Workplace social culture is often allowed to happen “by accident”, or as a crutch to cover for a bad culture in the office. If your staff have to sink a few at the end of every day just to face coming back in the morning then something is wrong. If your staff have to risk their health just to fit in or be included then something is wrong. If your staff know little to nothing about each other and have no interest in improving their relationships then something is wrong.


Drowning your sorrows

There’s an ironic parallel here – companies using alcohol as an excuse not to really look at the culture they’re creating, or denying (largely by inaction or omission) that they’re responsible for that culture at all. Team drinks and that’s it. Here’s the occasional bit of bar spend. There’s not even much implicit trust because so much of it happens outside of work hours and so much of what’s demanded in return is contradictory. You’re trusted not to come to work with a hangover, then told to do the thing that always leads to hangovers. You’re expected to remain productive after a boozy lunch, despite the utter scientific impossibility of that. You’re trusted to remain civil and respectful to your colleagues, but then given a smokescreen for bad behaviour, which undermines the principles of that trust.

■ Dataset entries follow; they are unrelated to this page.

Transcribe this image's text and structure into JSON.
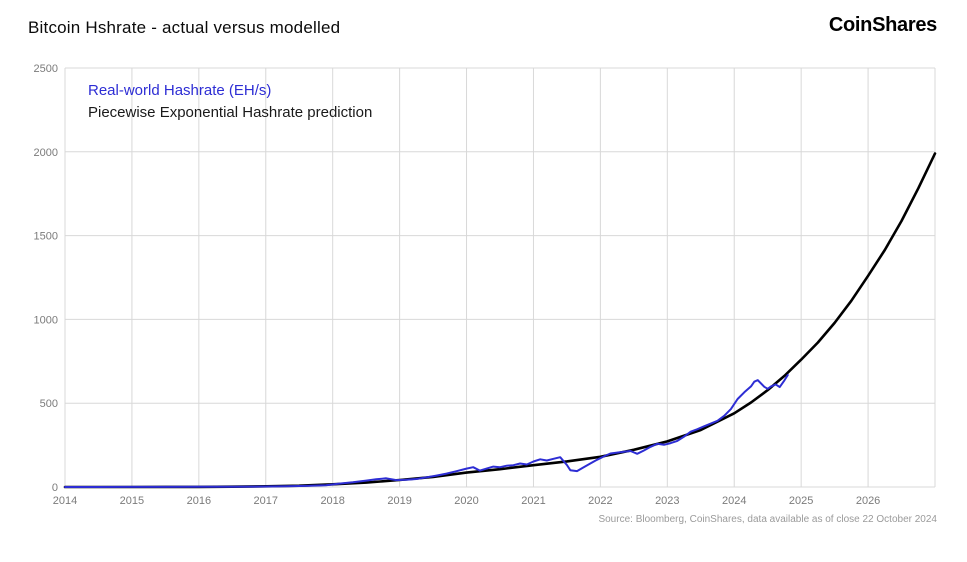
{
  "header": {
    "title": "Bitcoin Hshrate - actual versus modelled",
    "logo": "CoinShares"
  },
  "footer": {
    "source": "Source: Bloomberg, CoinShares, data available as of close 22 October 2024"
  },
  "chart_data": {
    "type": "line",
    "title": "Bitcoin Hshrate - actual versus modelled",
    "xlabel": "",
    "ylabel": "",
    "xlim": [
      2014,
      2027
    ],
    "ylim": [
      0,
      2500
    ],
    "x_ticks": [
      2014,
      2015,
      2016,
      2017,
      2018,
      2019,
      2020,
      2021,
      2022,
      2023,
      2024,
      2025,
      2026
    ],
    "y_ticks": [
      0,
      500,
      1000,
      1500,
      2000,
      2500
    ],
    "grid": true,
    "grid_color": "#d8d8d8",
    "tick_color": "#7b7b7b",
    "legend_position": "top-left-inside",
    "source_note": "Source: Bloomberg, CoinShares, data available as of close 22 October 2024",
    "series": [
      {
        "name": "Real-world Hashrate (EH/s)",
        "color": "#2d2dd4",
        "width": 2,
        "points": [
          [
            2014.0,
            0.02
          ],
          [
            2014.5,
            0.15
          ],
          [
            2015.0,
            0.35
          ],
          [
            2015.5,
            0.45
          ],
          [
            2016.0,
            1.3
          ],
          [
            2016.5,
            1.6
          ],
          [
            2017.0,
            2.8
          ],
          [
            2017.3,
            4
          ],
          [
            2017.6,
            6.5
          ],
          [
            2017.9,
            11
          ],
          [
            2018.1,
            20
          ],
          [
            2018.3,
            28
          ],
          [
            2018.5,
            38
          ],
          [
            2018.65,
            46
          ],
          [
            2018.8,
            52
          ],
          [
            2018.95,
            41
          ],
          [
            2019.1,
            43
          ],
          [
            2019.25,
            48
          ],
          [
            2019.4,
            57
          ],
          [
            2019.55,
            68
          ],
          [
            2019.7,
            80
          ],
          [
            2019.85,
            94
          ],
          [
            2020.0,
            110
          ],
          [
            2020.1,
            118
          ],
          [
            2020.2,
            98
          ],
          [
            2020.3,
            110
          ],
          [
            2020.4,
            122
          ],
          [
            2020.5,
            118
          ],
          [
            2020.6,
            127
          ],
          [
            2020.7,
            130
          ],
          [
            2020.8,
            140
          ],
          [
            2020.9,
            134
          ],
          [
            2021.0,
            152
          ],
          [
            2021.1,
            165
          ],
          [
            2021.2,
            158
          ],
          [
            2021.3,
            168
          ],
          [
            2021.4,
            178
          ],
          [
            2021.5,
            131
          ],
          [
            2021.55,
            100
          ],
          [
            2021.65,
            95
          ],
          [
            2021.75,
            118
          ],
          [
            2021.85,
            140
          ],
          [
            2021.95,
            162
          ],
          [
            2022.05,
            182
          ],
          [
            2022.15,
            200
          ],
          [
            2022.25,
            205
          ],
          [
            2022.35,
            210
          ],
          [
            2022.45,
            215
          ],
          [
            2022.55,
            198
          ],
          [
            2022.65,
            218
          ],
          [
            2022.75,
            240
          ],
          [
            2022.85,
            258
          ],
          [
            2022.95,
            252
          ],
          [
            2023.05,
            262
          ],
          [
            2023.15,
            275
          ],
          [
            2023.25,
            300
          ],
          [
            2023.35,
            330
          ],
          [
            2023.45,
            345
          ],
          [
            2023.55,
            362
          ],
          [
            2023.65,
            378
          ],
          [
            2023.75,
            395
          ],
          [
            2023.85,
            425
          ],
          [
            2023.95,
            465
          ],
          [
            2024.05,
            525
          ],
          [
            2024.15,
            565
          ],
          [
            2024.25,
            600
          ],
          [
            2024.3,
            628
          ],
          [
            2024.35,
            638
          ],
          [
            2024.45,
            598
          ],
          [
            2024.5,
            586
          ],
          [
            2024.55,
            600
          ],
          [
            2024.62,
            612
          ],
          [
            2024.68,
            596
          ],
          [
            2024.75,
            636
          ],
          [
            2024.8,
            668
          ]
        ]
      },
      {
        "name": "Piecewise Exponential Hashrate prediction",
        "color": "#000000",
        "width": 2.6,
        "points": [
          [
            2014.0,
            0.03
          ],
          [
            2014.5,
            0.07
          ],
          [
            2015.0,
            0.15
          ],
          [
            2015.5,
            0.35
          ],
          [
            2016.0,
            0.8
          ],
          [
            2016.5,
            1.8
          ],
          [
            2017.0,
            4
          ],
          [
            2017.5,
            8
          ],
          [
            2018.0,
            16
          ],
          [
            2018.5,
            26
          ],
          [
            2019.0,
            42
          ],
          [
            2019.5,
            60
          ],
          [
            2020.0,
            86
          ],
          [
            2020.5,
            106
          ],
          [
            2021.0,
            130
          ],
          [
            2021.5,
            153
          ],
          [
            2022.0,
            180
          ],
          [
            2022.5,
            222
          ],
          [
            2023.0,
            272
          ],
          [
            2023.5,
            340
          ],
          [
            2024.0,
            440
          ],
          [
            2024.25,
            504
          ],
          [
            2024.5,
            578
          ],
          [
            2024.75,
            663
          ],
          [
            2025.0,
            760
          ],
          [
            2025.25,
            862
          ],
          [
            2025.5,
            979
          ],
          [
            2025.75,
            1111
          ],
          [
            2026.0,
            1260
          ],
          [
            2026.25,
            1414
          ],
          [
            2026.5,
            1587
          ],
          [
            2026.75,
            1782
          ],
          [
            2027.0,
            1990
          ]
        ]
      }
    ]
  }
}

So what to do instead? Drink responsibly – that is, take responsibility as a business for the effect that alcohol has, and use those effects responsibly and efficiently. If you’ve never discussed it – never even thought about it – then do it now. That’s a great start, and will have immediate positive effects on social culture. Looking for other things you can do to improve social culture and the wellbeing of your staff? In an ideal office each would be tailored to the demands of the job and the existing staff dynamics, but here you go:

  • Don’t paper over the cracks. This is the big one. If there’s something about the job that makes fostering good relationships difficult (long hours, different shifts, stress) then work to fix it, and if that’s impossible, at least acknowledge it and create social events and initiatives that run counter to it. If you have to work late into the night, absolutely have to, a half-hour, paid-for, proper team dinner each night solves a lot more problems than sticking another few ponies behind the bar at the end of the month.   
  • Do more things. One team event a month makes attending pressurised. If you miss it you don’t get another shot for a long time. Anyone who can’t attend is left out, which means people might attend even when they don’t want to. Instead of one or two high-profile events a month, try setting up or encouraging events for smaller groups, more regularly. If something ends up over-subscribed then great, run with it.
  • Do diverse things. And it doesn’t have to be paintball or escape rooms or wine tasting. How many people in your office might appreciate an hour a week playing FIFA with their colleagues? Or board games? Or just an evening walk? There are literally hundreds of things you could do, for free or hardly any money, that are low fuss and low impact.
  • Do healthy things. People want these. Nobody has enough time to exercise. Offer it at work and people will go for it. Lunchtime running club. Free bonding, better for your health, a short run keeps you energised. Boom.
  • Do things during the day. The evening is for socialising. Fine. Except the evening is also for childcare, commuting, studying, cooking, chores, personal admin, going to the gym, meditating… Keeping socialising out of working hours implies that the two things are and will remain separate, plus it’s just impractical for a lot of people. We know that this is our solution to everything but… be more flexible.

Booze can be heaps of fun, but booze alone ain’t socialising. At Juggle we’re sure that a good social culture is a boon to any business, and that means companies need to step up and create.